Harold Pinter, winner of the Nobel Prize, passed away on Wednesday. He revolutionized the way stage dialogue is used, something obvious when the terms ‘Pinteresque’ and ‘the Pinter Pause’ come up time and time again as one studies contemporary drama. His work influenced not only later playwrights like David Mamet and Sam Shepard, but also the way a young man in Austin, Texas, would feel about the power of drama.
Though in many of Pinter’s scenes, there is little of consequence transmitted verbally, labeling such pieces as uncommunicative completely misses the point. Pinter is far from wanting to say that language is incapable of establishing true communication between human beings, but merely draws our attention to the fact that human beings rarely make use of language for that purpose, as least so far as spoken communication is concerned. People tend to act not so much logically as emotionally through language, and the tone of voice, the emotional color of the words is often far more significant than their exact definitional meanings. For example, the verbal outburst of one persona against another is basically an act of aggression, an assault by verbal blows in which the violence of the emotion behind the words is far more important than their content. What matters most in oral communication through words is more what people are doing to each other through it rather than the conceptual content of what they are saying.

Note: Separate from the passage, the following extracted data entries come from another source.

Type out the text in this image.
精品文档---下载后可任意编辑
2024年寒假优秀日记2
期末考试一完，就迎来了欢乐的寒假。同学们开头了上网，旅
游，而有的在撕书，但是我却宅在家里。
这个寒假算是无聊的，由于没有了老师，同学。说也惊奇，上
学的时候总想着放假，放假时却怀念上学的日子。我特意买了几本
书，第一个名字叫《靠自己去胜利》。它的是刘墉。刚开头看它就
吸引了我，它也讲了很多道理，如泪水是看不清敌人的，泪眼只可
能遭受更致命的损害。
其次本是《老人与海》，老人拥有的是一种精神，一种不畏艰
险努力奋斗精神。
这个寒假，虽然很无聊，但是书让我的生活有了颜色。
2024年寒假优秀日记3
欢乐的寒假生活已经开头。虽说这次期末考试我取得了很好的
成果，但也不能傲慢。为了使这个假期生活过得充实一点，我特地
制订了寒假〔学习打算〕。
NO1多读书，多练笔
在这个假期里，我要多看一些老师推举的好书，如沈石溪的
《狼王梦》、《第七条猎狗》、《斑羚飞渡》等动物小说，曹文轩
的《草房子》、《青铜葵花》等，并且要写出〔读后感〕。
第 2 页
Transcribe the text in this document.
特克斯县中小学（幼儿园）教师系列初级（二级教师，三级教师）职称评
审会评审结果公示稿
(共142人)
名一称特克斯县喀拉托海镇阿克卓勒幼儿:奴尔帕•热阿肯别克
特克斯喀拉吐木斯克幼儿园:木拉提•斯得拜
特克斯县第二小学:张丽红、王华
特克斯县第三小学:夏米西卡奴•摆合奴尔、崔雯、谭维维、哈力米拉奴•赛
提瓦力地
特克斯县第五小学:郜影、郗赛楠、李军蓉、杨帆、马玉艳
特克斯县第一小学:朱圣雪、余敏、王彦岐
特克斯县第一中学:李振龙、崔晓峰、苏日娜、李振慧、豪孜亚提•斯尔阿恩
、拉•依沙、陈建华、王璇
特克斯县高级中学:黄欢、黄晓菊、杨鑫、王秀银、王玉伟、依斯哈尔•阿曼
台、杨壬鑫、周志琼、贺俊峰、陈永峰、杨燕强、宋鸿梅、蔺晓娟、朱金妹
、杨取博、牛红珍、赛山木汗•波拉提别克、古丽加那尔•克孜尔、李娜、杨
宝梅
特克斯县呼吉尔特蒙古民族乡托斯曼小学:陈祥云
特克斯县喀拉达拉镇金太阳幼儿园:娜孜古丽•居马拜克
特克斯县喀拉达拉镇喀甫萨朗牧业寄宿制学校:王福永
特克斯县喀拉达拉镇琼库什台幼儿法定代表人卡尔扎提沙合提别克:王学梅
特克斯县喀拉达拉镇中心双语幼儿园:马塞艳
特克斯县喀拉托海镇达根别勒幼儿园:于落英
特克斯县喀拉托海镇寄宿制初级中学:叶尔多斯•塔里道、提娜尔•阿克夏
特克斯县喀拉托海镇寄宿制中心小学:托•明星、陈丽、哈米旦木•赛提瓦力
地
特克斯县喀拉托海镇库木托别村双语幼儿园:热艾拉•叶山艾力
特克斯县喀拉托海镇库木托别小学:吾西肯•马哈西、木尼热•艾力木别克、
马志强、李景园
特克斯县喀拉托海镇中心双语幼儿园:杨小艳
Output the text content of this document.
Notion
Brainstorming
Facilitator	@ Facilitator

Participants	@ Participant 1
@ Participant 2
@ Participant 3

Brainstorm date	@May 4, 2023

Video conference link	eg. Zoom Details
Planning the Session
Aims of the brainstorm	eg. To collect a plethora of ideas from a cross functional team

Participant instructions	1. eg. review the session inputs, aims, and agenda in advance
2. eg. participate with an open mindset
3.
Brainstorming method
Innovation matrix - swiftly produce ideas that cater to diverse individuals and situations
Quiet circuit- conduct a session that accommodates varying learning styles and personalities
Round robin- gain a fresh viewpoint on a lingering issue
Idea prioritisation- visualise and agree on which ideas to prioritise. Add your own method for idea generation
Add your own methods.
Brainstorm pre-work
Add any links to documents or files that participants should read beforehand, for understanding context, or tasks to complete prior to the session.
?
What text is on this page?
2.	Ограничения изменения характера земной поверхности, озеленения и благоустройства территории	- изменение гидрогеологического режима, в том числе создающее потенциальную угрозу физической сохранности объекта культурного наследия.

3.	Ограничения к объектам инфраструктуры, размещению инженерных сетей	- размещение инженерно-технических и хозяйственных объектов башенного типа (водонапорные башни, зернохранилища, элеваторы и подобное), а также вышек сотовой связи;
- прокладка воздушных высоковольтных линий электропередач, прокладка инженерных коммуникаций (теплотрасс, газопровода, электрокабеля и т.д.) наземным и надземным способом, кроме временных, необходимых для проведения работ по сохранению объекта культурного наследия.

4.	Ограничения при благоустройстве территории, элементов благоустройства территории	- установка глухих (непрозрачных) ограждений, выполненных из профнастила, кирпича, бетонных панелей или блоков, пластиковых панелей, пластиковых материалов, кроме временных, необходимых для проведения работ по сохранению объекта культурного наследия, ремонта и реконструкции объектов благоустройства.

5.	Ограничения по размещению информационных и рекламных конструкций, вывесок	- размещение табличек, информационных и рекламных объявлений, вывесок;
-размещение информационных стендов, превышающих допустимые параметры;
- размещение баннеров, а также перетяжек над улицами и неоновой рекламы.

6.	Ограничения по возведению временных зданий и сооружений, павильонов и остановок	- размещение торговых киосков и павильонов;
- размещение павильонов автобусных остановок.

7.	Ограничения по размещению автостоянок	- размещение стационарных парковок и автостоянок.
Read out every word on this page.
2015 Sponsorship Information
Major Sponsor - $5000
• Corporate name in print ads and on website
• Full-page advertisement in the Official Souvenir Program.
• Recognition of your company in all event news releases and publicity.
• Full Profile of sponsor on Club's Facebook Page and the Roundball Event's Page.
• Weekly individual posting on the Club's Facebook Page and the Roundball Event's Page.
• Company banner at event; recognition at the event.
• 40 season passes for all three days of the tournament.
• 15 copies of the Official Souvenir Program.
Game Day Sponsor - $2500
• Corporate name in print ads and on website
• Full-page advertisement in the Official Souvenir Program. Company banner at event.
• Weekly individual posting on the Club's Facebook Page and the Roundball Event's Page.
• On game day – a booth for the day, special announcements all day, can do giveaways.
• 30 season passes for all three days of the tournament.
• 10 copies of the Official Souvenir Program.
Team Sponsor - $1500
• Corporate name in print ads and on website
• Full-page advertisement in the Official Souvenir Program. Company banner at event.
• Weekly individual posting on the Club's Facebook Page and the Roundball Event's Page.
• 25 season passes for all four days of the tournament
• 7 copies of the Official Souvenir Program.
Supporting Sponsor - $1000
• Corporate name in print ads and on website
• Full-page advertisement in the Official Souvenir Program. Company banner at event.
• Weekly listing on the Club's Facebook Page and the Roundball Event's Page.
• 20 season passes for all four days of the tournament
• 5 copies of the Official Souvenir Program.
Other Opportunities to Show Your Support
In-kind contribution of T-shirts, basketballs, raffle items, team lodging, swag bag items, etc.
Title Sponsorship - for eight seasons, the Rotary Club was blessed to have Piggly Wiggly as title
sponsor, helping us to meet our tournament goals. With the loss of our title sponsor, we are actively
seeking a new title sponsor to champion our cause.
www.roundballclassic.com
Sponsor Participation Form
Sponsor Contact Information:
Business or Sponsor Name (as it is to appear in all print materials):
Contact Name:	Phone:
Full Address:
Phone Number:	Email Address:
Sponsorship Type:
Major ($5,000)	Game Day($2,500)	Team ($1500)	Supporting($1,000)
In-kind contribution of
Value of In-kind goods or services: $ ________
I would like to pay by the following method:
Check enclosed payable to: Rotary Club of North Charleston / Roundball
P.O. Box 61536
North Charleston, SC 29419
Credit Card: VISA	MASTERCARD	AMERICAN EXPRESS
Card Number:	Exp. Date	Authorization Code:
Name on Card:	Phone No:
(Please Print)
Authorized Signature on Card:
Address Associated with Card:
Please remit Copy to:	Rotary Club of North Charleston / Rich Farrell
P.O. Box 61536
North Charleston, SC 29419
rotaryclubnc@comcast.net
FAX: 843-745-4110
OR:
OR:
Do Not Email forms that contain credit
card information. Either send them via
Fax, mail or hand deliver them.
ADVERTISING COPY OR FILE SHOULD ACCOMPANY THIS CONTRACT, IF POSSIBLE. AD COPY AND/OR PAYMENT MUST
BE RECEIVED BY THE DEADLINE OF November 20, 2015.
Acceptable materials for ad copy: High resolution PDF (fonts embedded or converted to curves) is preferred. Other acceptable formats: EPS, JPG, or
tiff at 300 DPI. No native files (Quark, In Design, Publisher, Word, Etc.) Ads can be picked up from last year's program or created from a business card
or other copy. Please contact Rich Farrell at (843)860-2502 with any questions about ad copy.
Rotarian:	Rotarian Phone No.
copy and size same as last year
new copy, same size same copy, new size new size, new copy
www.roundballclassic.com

Thus in drama, dialogue is ultimately a form of action. And Pinter found a way to insert the silence into his poetry. The silences in his plays are written into the text, are a part of the dialogue, and are wielded against other characters. If a line of Shakespeare’s verse is like an atom, full of infinite energy if we can just find a way to split it open, then perhaps the same can be said for the silence in Pinter’s plays. They derive their power for suggesting possible answers to questions that the audience thinks could be said, then subverting that expectation with a spoken line that seems less than meaningful. The power in these exchanges derives from the silence, not from what is spoken.
I’ve written several papers about Pinter, but have been most influenced by an essay concerning radio drama by Mamet. His claim is that one could get just as much out of Shakespeare listening to a radio broadcast as one could receive at a staged version because all the power is packed into the language. Yet I imagine that Pinter’s plays could be just as well observed the same way. The power isn’t in the staging at all. It’s the silences that not only we hear, but the characters hear as well. As a person who has written a bit of drama and likely will return to that again, this aspect of Pinter’s style literally changed the way I approach my own work as well as they way I critique the work of others.
Harold Pinter was a revolutionary playwright, taking the Absurdist nature of Samuel Beckett and placing it amongst lovers or a family. His best work is probably The Homecoming, but I’ve found one can’t really go wrong with him. I urge any of you to make an effort to see one of his plays and to find Peter Hall’s BBC version of The Homecoming. Pinter will truly be missed.